No one has a legal lock on this piece of advice, so we won't worry about reprinting it here with due credits. But in the spirit of free advice being worth its price, let's riff:
When it comes to inputs and outputs, it's at least trendy, if not mythologically correct, to expect that Customer Orientation would drive the Leadership, which would drive the Corporate Culture, which would drive the Core Competencies, and voila the company is aligned by design. So why doesn't that formula work? For the same reason that oranges don't grow on apple trees. Just because we designate a point A and a point B doesn't mean that you can get there from here. Apple trees don't allow oranges to grow on them!
So, for example, does customer orientation allow leadership of the necessary kind? Why should it? And if so, how?
Customer Orientation -- the ability to understand demand from the customer's perspective. Problem: the customer is miscast as a "recipient", when the actual key to the dynamic is that the customer is a "requestor".
Leadership -- the assumption of responsibility for making decisions that others don't want to be held responsible for. Problem: leadership is not always tolerated, much less assigned, where it naturally happens.
Corporate Culture -- the set of expectations that become shared about what importance certain types of daily operational behaviors have. Problem: cultural behavior is fundamentally not "strategic"; only the negotiations between management and behavior are strategic.
Core Competencies -- the conditions under which the ability to appropriately produce is least hindered by the management in the culture.

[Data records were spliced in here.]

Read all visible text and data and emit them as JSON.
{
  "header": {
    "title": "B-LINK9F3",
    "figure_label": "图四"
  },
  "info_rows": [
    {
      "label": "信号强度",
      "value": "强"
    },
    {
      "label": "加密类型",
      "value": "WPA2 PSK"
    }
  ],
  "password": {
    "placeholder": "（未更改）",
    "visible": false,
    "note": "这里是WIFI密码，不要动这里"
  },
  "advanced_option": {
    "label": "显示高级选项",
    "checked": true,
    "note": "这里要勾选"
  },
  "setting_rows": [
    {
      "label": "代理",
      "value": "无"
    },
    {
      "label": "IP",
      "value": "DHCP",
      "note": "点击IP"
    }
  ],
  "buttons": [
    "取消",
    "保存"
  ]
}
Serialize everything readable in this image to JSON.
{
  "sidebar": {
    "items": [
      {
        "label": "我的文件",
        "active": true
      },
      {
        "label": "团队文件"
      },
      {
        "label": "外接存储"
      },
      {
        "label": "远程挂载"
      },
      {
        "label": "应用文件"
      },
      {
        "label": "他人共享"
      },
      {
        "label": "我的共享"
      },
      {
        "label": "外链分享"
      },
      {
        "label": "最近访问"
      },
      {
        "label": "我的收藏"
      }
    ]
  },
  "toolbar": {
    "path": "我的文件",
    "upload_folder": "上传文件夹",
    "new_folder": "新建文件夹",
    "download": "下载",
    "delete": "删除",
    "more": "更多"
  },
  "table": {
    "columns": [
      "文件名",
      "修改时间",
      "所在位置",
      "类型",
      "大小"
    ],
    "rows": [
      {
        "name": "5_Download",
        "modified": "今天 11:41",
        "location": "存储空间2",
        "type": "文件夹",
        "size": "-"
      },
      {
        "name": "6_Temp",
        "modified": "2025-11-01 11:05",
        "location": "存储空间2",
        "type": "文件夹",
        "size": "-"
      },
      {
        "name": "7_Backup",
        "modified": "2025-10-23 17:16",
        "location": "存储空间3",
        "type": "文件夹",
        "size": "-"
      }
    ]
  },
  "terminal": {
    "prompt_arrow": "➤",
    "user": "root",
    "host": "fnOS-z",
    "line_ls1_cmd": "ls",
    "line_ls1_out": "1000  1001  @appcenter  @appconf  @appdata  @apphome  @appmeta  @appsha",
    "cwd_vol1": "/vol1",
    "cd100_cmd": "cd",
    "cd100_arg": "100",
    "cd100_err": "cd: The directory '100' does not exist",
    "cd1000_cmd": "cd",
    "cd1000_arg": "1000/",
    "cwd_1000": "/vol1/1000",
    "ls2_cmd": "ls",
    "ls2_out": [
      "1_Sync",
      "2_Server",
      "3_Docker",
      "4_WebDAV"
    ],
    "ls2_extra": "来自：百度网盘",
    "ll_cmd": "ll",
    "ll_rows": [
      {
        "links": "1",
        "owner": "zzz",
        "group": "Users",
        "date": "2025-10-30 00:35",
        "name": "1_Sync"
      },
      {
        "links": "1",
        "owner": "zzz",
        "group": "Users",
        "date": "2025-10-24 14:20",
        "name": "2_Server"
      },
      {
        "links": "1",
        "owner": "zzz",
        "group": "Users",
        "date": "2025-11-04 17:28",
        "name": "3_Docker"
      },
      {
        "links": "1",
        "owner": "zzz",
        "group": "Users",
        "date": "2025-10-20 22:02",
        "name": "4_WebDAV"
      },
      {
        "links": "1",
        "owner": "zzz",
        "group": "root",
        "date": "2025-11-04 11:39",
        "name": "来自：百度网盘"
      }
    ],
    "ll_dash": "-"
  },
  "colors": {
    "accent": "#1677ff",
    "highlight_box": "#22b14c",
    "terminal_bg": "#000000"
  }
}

Problem: the attempted control of those conditions is often misdirected to internal capabilities when it should be attending to validating the external circumstances.
So what's the point?
It's this: the alignment imagined between these four factors might be pursued as a linear structure, but it is unlikely to be mechanical. Think more "chemical" -- which naturally suggests that they change each other in order to get some result. If the nature of requests cannot alter the attention to (i.e., awareness of) where leadership really is in the organization, and if those leaders can't emerge to help manage the negotiation of expectations and actions, and if that negotiation doesn't result in dynamically organizing resources, then there's a pretty good chance that something critical to winning is not going to happen. (Don't confuse hitting targets with winning. If that was all there was to it, we wouldn't have to worry about "competitors" -- namely, about what we don't know that they have done or are doing...)

Note: Phil Rosenzweig is a professor of strategy and international management at the International Institute for Management Development (IMD), in Lausanne, Switzerland.